Le squadre, il 7 novembre del 76, si schierarono con queste formazioni:
Foggia: Memo, Sali, Scala, Pirazzini, Gentile, Bergamaschi, Ripa, Salvioni, Domenghini, Del Neri, Bordon
Napoli: Carmignani, Bruscolotti, La Palma, Burgnich, Vavassori, Orlandini, Massa, Juliano, Savoldi, Esposito, Chiarugi
La partita comincia con le due squadre che si affrontano a viso aperto, senza alcun timore reverenziale ma solo con la voglia di offrire uno spettacolo superbo ai propri sostenitori ma alla mezz’ora Savoldi, grazie ad una mezza rovesciata, beffa il portiere Memo con una palla che si insacca all’incrocio dei pali. Gelo sullo Zaccheria anche perché, subito dopo, sempre Savoldi ha l’occasione per raddoppiare ma, solo davanti a Memo, butta la palla fuori. Il primo tempo volge al termine ma al 40′, su cross di Nicola Ripa, Burgnich, altro eroe messicano, devia involontariamente la palla nella propria porta. Passano solo due minuti e Domenghini, dopo aver anticipato il diretto avversario, lascia partire un tiro da trenta metri che il portiere Carmignani riesce solo a sfiorare non riuscendo ad impedire la marcatura: il Foggia in due minuti ribalta il risultato, la gradinata oscilla ed é tutto un tripudio di bandiere.
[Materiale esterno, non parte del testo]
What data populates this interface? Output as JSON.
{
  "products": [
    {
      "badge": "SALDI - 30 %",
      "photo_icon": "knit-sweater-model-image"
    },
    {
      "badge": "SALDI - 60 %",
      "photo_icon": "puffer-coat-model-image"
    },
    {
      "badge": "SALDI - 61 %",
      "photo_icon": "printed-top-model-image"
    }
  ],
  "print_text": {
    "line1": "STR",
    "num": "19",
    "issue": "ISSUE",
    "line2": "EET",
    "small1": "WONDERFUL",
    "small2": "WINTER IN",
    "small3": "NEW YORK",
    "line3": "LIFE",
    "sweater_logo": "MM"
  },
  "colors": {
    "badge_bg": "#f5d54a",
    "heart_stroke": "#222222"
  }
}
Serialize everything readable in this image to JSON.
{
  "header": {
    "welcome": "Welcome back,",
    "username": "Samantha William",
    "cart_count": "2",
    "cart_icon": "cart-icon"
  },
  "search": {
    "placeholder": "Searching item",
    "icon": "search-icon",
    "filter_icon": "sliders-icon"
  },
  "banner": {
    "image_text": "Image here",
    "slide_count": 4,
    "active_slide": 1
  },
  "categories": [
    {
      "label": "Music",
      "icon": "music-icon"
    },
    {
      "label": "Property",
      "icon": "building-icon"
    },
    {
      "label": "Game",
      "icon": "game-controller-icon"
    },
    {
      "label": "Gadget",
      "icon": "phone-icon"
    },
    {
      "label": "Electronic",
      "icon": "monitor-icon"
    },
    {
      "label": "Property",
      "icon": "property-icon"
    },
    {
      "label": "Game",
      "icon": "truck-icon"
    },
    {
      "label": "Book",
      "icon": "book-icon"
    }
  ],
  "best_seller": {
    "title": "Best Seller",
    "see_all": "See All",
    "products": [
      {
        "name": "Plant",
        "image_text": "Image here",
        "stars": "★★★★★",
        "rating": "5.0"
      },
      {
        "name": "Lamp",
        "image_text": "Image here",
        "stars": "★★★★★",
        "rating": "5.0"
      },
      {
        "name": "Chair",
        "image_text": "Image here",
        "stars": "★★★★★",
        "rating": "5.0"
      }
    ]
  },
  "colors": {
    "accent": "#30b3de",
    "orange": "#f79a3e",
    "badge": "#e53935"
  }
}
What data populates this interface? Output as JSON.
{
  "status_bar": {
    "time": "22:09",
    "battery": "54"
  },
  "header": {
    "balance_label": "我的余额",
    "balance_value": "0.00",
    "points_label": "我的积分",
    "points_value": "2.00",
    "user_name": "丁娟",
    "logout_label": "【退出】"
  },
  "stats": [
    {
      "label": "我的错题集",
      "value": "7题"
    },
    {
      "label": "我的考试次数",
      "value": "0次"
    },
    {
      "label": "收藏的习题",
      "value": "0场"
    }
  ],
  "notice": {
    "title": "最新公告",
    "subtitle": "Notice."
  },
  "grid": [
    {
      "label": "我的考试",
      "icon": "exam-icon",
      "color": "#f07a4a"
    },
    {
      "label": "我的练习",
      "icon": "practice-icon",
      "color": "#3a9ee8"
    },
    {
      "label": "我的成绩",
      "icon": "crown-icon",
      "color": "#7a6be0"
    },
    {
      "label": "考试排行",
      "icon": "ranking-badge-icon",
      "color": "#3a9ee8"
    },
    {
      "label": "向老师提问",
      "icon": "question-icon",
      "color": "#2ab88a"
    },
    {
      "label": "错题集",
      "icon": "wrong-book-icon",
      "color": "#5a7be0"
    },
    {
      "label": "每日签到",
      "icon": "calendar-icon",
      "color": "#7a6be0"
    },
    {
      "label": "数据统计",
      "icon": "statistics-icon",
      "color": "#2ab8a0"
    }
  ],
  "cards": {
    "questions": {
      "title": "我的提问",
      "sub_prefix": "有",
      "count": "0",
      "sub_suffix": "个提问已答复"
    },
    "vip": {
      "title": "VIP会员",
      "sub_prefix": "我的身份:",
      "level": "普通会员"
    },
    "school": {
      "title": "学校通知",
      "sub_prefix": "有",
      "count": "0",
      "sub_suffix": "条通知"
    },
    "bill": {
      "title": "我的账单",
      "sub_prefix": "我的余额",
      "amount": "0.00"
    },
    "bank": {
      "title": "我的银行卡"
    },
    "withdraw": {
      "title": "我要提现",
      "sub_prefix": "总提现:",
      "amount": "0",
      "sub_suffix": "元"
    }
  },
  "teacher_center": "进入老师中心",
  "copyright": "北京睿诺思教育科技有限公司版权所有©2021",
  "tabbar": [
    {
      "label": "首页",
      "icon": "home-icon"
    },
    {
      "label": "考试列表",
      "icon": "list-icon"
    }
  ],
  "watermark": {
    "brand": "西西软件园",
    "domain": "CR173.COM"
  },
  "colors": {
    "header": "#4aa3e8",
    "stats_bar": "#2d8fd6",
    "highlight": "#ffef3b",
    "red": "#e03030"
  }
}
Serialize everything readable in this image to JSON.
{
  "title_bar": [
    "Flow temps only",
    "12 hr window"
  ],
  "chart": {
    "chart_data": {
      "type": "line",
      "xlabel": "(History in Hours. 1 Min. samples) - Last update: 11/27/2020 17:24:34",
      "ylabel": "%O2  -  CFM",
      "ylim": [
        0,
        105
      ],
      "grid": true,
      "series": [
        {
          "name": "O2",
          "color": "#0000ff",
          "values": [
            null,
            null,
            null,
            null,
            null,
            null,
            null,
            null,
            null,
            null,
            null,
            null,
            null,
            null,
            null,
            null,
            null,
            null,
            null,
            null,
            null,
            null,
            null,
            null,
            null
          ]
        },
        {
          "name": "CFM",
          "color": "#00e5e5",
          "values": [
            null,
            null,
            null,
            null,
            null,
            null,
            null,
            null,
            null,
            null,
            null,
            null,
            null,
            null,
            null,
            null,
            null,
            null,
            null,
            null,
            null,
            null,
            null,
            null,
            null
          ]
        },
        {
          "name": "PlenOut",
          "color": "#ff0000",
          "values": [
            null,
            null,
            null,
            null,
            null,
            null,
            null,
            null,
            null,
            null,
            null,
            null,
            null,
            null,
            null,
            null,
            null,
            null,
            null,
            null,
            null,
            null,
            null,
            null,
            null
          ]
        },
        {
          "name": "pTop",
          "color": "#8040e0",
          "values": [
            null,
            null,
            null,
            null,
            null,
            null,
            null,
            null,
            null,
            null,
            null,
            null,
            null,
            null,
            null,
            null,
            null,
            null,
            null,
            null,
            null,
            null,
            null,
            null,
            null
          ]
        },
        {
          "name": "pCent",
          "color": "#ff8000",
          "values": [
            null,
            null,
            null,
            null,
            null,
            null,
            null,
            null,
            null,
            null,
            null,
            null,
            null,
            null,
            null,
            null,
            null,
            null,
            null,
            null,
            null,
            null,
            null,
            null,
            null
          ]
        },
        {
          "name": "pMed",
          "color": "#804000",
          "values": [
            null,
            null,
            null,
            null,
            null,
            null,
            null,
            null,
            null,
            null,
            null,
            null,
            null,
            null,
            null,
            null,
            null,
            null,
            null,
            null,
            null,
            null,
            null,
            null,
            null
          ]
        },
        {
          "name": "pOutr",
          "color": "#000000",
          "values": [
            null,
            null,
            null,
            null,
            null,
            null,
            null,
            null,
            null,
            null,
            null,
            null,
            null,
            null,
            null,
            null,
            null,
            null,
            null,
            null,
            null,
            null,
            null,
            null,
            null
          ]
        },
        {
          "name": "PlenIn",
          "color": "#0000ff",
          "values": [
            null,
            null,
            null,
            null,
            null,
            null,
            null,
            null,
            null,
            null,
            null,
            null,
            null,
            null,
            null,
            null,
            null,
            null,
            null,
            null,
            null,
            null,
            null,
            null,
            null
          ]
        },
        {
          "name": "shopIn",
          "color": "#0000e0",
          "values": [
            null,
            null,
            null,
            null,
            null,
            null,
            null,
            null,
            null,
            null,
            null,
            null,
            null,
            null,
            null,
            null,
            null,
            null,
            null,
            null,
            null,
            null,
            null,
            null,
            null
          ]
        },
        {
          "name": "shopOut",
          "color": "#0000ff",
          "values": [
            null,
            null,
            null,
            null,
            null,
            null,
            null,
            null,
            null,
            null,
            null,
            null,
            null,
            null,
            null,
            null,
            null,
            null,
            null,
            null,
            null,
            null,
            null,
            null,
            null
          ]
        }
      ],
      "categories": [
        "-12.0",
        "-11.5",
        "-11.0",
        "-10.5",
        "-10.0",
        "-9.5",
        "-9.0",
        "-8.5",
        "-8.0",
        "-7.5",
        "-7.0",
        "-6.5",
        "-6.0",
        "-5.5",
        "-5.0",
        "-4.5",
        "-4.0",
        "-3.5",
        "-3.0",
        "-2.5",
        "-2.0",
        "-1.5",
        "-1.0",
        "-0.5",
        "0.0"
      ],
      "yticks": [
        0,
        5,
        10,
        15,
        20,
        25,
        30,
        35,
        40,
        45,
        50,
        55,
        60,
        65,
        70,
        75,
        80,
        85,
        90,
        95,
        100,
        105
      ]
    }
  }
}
Io poche volte allo stadio ho pianto di gioia e questo é successo in varie fasi della mia vita: la prima volta fu proprio quel 7 novembre del 76 e mi vergognai molto perché ero poco piú che un bambino e mi seccava terribilmente farmi trovare con le lacrime agli occhi; ho pianto ancora nell’86 per un pareggio (2-2) di Pidone allo scadere contro il Barletta; ho speso le mie lacrime per il 2-0 di Shalimov a Bari nel 92 e ovviamente per la rete di Caraccio in uno spareggio play out nel 2010 contro il Pescina.
Tornando a quel 7 novembre, il primo tempo finí con il Foggia in vantaggio e i tifosi rossoneri a cantare tutti in coro, d’impeto e senza organizzazione alcuna, ‘O surdato ‘nnammurato in una sorte di irriverente canzonatura per i tifosi azzurri.
Inevitabilmente nel secondo tempo il Foggia arretra il suo baricentro dando al Napoli, di caratura sicuramente superiore, la possibilità di attaccare; e cosí su corner battuto da Chiarugi, Esposito la butta al centro dell’area per Savoldi che di piatto indirizza la palla sul palo interno e quindi in rete. Mancano 15 minuti e prima Scala e poi Bordon falliscono la marcatura mentre Del Neri, colpendo la traversa, vanifica le ultime speranze di vittoria.
Il pubblico in piedi applaude per lo spettacolo da una parte e dall’altra mentre i foggiani riescono a tirare un sospiro di sollievo per il gol ritrovato e la speranza di poter disputare un buon campionato. Gli elogi sarebbero arrivati anche negli spogliatoi dal tecnico napoletano Bruno Pesaola, detto il Petisso.
Alla fine il Foggia quell’anno si salverá e Domenghini segnerá quattro gol.